Le transfert horizontal, la clé de l’évolution bactérienne
Le transfert horizontal correspond à l’acquisition d’information génétique provenant d’un organisme pouvant être éloigné phylogénétiquement, sans en être le descendant direct, par opposition au transfert vertical qui correspond à l’héritage de l’ensemble de l’information génétique de la cellule mère. Chez les bactéries, ce phénomène constitue un mécanisme rapide d’évolution et d’innovation génomique permettant d’acquérir des fonctions adaptatives et peut être impliqué dans la spéciation [71, 90, 100, 148, 215, 408]. La dissémination des gènes de résistance parmi la population bactérienne est l’exemple le plus connu d’acquisition rapide d’ADN exogène par les bactéries [417]. Les bactéries ont également la capacité d’acquérir par transfert horizontal des fonctions leur permettant de métaboliser de nouveaux nutriments, de dégrader des polluants ou encore d’acquérir de nouveaux facteurs de virulence (Tableau 1) [137]. Il a été montré que 18% du génome de E. coli avait été ainsi acquis par transfert horizontal durant les 100 derniers millions d’années, permettant à cette espèce de coloniser de nouvelles niches écologiques [228].

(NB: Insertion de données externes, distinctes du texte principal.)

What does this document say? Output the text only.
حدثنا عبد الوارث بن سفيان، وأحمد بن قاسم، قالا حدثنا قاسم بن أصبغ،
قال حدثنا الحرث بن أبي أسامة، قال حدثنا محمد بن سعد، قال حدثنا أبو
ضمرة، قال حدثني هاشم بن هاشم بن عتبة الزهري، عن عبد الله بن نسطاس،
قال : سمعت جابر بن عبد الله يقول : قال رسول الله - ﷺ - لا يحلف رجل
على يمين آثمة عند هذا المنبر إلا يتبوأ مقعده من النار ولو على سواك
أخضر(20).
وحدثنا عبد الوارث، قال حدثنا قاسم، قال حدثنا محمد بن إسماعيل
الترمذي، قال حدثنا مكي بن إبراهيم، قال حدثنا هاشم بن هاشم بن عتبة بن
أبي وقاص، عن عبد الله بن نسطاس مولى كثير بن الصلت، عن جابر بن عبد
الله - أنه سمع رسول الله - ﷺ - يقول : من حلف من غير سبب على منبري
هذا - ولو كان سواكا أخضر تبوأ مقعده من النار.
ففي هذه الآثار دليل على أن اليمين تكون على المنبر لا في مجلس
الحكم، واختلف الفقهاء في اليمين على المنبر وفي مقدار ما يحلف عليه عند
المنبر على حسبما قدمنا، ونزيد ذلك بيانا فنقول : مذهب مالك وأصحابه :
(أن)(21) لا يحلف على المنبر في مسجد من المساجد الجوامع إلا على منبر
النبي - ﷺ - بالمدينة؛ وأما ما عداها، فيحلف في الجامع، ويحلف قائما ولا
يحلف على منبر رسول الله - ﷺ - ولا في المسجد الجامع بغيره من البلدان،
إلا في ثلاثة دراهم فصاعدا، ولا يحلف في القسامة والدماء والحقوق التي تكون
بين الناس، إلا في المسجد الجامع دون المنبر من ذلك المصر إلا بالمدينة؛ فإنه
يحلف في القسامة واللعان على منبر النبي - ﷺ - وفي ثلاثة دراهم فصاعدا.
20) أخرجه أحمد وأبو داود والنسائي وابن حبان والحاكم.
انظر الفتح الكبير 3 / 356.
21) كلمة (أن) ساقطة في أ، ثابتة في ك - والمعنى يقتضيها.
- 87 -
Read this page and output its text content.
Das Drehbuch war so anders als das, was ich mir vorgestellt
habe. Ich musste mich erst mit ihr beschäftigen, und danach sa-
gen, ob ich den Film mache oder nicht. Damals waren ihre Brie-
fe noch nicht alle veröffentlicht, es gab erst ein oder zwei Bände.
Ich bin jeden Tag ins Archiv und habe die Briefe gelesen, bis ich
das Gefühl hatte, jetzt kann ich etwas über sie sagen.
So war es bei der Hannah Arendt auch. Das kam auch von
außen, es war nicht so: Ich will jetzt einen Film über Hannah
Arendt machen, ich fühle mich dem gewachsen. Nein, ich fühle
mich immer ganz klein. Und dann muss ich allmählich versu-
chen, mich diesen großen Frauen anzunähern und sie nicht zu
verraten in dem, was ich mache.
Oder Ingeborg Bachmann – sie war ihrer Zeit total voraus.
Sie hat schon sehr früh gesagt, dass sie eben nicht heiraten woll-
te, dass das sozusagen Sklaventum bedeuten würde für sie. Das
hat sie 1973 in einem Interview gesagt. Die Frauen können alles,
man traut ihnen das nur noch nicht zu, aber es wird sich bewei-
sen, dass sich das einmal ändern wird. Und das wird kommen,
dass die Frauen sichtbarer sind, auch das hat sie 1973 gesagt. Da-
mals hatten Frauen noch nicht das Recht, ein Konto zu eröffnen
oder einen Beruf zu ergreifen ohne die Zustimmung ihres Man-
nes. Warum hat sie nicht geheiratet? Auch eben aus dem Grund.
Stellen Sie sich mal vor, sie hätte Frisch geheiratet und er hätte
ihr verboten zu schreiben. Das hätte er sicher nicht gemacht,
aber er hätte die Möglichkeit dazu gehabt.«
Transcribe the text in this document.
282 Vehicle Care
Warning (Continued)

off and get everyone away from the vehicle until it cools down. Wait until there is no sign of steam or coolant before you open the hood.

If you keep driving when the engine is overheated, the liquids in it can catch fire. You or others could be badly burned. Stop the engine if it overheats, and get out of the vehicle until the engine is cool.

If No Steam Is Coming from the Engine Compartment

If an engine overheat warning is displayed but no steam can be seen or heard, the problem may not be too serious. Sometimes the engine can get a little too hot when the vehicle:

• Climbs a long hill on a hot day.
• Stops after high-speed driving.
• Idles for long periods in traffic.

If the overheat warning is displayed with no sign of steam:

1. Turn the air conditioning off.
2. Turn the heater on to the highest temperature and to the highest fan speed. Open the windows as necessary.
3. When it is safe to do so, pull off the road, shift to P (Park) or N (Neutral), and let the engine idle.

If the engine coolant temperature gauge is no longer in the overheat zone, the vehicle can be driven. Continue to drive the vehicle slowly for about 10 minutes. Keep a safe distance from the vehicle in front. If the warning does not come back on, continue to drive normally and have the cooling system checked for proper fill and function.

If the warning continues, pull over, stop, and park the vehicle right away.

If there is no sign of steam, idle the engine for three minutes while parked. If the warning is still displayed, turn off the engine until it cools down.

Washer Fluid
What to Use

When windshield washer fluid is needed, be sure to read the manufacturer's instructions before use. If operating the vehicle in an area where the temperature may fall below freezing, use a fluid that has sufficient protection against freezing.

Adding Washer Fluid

Un concept plus large voudrait que le transfert horizontal offre aux bactéries une capacité illimitée à s’adapter aux modifications de leur environnement et d’en changer [98, 290]. Le génome bactérien complet ou « pan » génome peut ainsi être décomposé en « core » génome qui contient les informations génétiques vitales pour la fonction cellulaire et en génome « flexible », acquis par transfert horizontal et qui contient des informations génétiques supplémentaires permettant le plus souvent d’augmenter la valeur sélective de l’hôte [98]. Les régions génomiques appartenant au génome flexible peuvent être détectées in silico puisqu’elles présentent des caractéristiques telles qu’un pourcentage en G+C et une utilisation des codons qui divergent de ceux du « core » génome et peuvent être comprises entre des séquences d’ADN répétées [98]. Initialement, le séquençage était une technique coûteuse donc son utilisation était limitée. Le séquençage à haut débit, devenu depuis quelques années beaucoup plus abordable, permet d’accéder à un nombre de séquences de génomes bactériens croissant. Le développement de cette technique a révolutionné la recherche fondamentale et appliquée en ce qui concerne la connaissance des bactéries d’intérêt. Il a permis notamment de promouvoir le développement de mise au point de vaccins. Le séquençage à haut débit a également permis d’améliorer la détection des évènements de transfert horizontal de gènes par le développement de la génomique comparée de souches. En effet, la détection de régions génomiques acquises par transfert horizontal est rendue possible par la comparaison du génome de différentes souches d’une même espèce. Par conséquent, avec les connaissances actuelles en ce qui concerne le transfert horizontal, le séquençage d’une seule souche bactérienne par espèce paraît obsolète pour une interprétation générale des mécanismes étudiés [400].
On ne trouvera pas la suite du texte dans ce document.